Parents and caregivers would visit on back-to-school nights. They’d drop in for parent-teacher conferences once or twice a year. And occasionally, they might spend a few minutes chatting with a teacher during a school concert or sporting event.
But beyond these brief interactions, most of us had little exposure to the daily work of classroom teachers —or the work of principals, superintendents, sports coaches, afterschool educators and many others who quietly support our kids’ learning journeys.
Lately, though, millions of parents and caregivers have a new and eye-opening view of their children’s education. So they might be delighted to discover that there is a global holiday celebrating teachers, and it’s coming up in just a few days.
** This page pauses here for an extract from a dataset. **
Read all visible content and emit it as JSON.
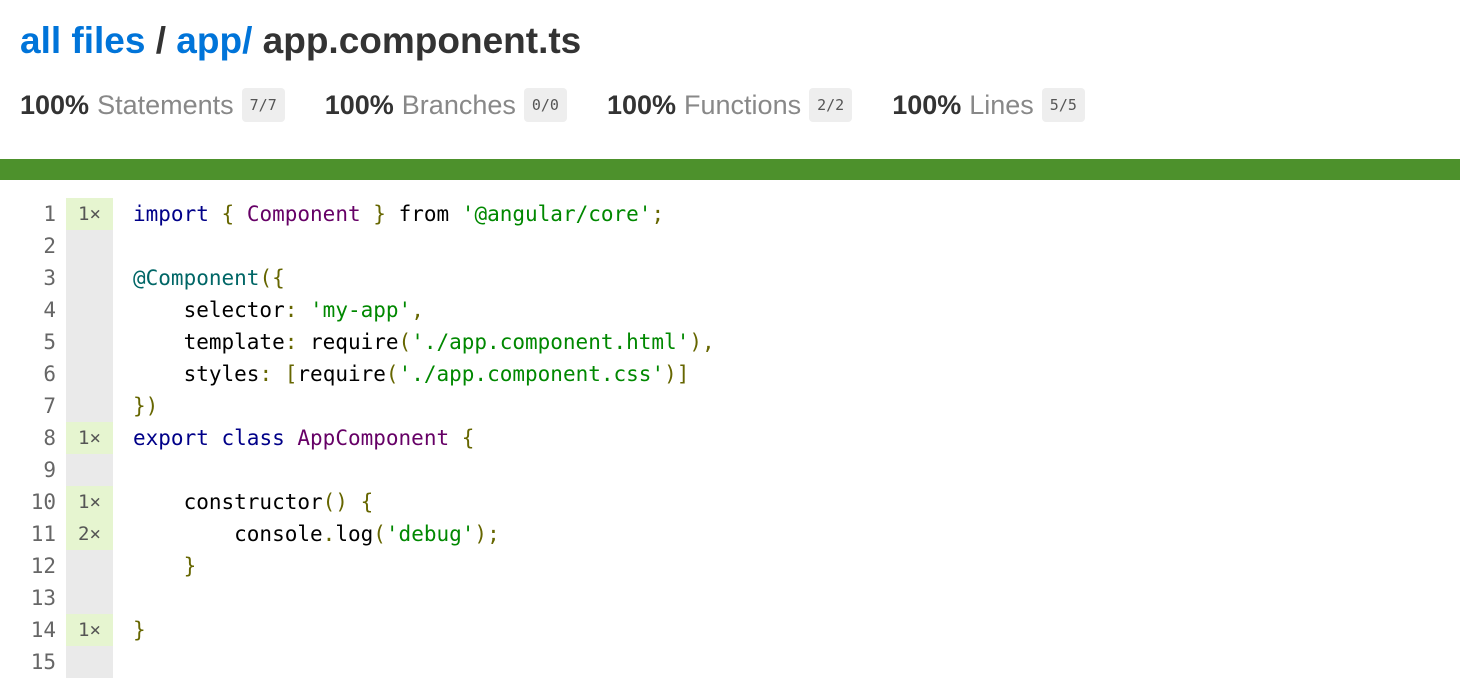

World Teachers’ Day was inaugurated in 1994 by UNESCO. Held each year on Oct. 5, UNESCO describes it as “a day to celebrate the teaching profession worldwide, take stock of achievements, and draw attention to the voices of teachers, who are at the heart of efforts to attain the global education target of leaving no one behind.”
Those efforts will be honored this year during a free, public event called “CelebratED 2020: A Virtual Celebration.” Based in Pittsburgh but available to families and educators worldwide, this hour-long event will happen during six showtimes (8 a.m. through 10 p.m. ET) on Oct. 5. Details and reservations are available here.
The six showtimes will function as a sort of rolling party throughout the day and evening. Each hour will be kicked off by a DJ set from Pittsburgh Dilworth PreK-5 teacher Joseph Wilk, followed by performances from the Alumni Theater Company and storyteller Shannon Reed, along with a keynote address from Deepak Ramola of Project Fuel.
While some of these segments will be prerecorded, each showtime will include a live chat session where adults and kids can publicly thank educators they appreciate. Visitors will also be invited to share learning resources and discuss innovative approaches to teaching and learning—in keeping with the theme of this year’s World Teachers Day, which is “Teachers: Leading in crisis, reimagining the future.”
One goal of the event is “to highlight the opportunities for things we can do today to build a wonderful tomorrow for educators and children,” says D’Ann Swanson, senior program officer at the Grable Foundation, which is sponsoring the event. “So we’re really excited to hear what people have to say.”
That focus on building a better future for all learners was central to last year’s CelebratED, as well. At that event, Lasse Leponiemi, co-founder and executive director of the Finnish nonprofit HundrED, unveiled a report and documentary video series honoring 12 educational programs selected as the most innovative, impactful and scalable in the Pittsburgh region.
“Since 2015, HundrED has been searching the world for the most inspiring innovations in education,” Leponiemi told a crowd of several hundred during the 2019 CelebratED. “Something remarkable is happening in Pittsburgh. The depth and breadth of innovation in your schools, universities, and neighborhoods deserves to be known worldwide. The innovations selected for the HundrED Spotlight on Pittsburgh have been proven locally, but they are also inspiring in a global context.”
This year’s CelebratED will highlight the voices of educators, parents and students. The event is happening in conjunction with the #RemakeTomorrow campaign, which explores how communities can make the future a more promising place for all learners.
That same focus on the future will be central to another event happening this month: the New Frontiers virtual national summit, being held Oct. 19-20.
At this cross-sector gathering, leaders in science, technology, education, cultural institutions, community organizations, public agencies and philanthropy will explore the ways they might work together to build a more equitable future. The public portion of the summit will include a plenary address by Arati Prabhakar, the former head of DARPA, on Oct. 20.
New Frontiers, organized by the Association of Science and Technology Centers (ASTC), will include discussions about innovations in education and lifelong learning — and the new technologies and scientific approaches we might create to make deeper and more equitable learning a reality.
“Imagine what will be possible if all people, at all ages, have the tools to create these advanced, futuristic technologies and sciences. What happens when we actually put creative tools and scientific tools in the hands of young people in a way that is possible now, but that’s never been possible before,” asks Christofer Nelson, chief operating officer at ASTC.
New Frontiers will explore these questions, with a focus on equity. Because, as Nelson says, “if we’re going to realize that vision of a more equitable tomorrow, we’re going to do that by having all players at the table.”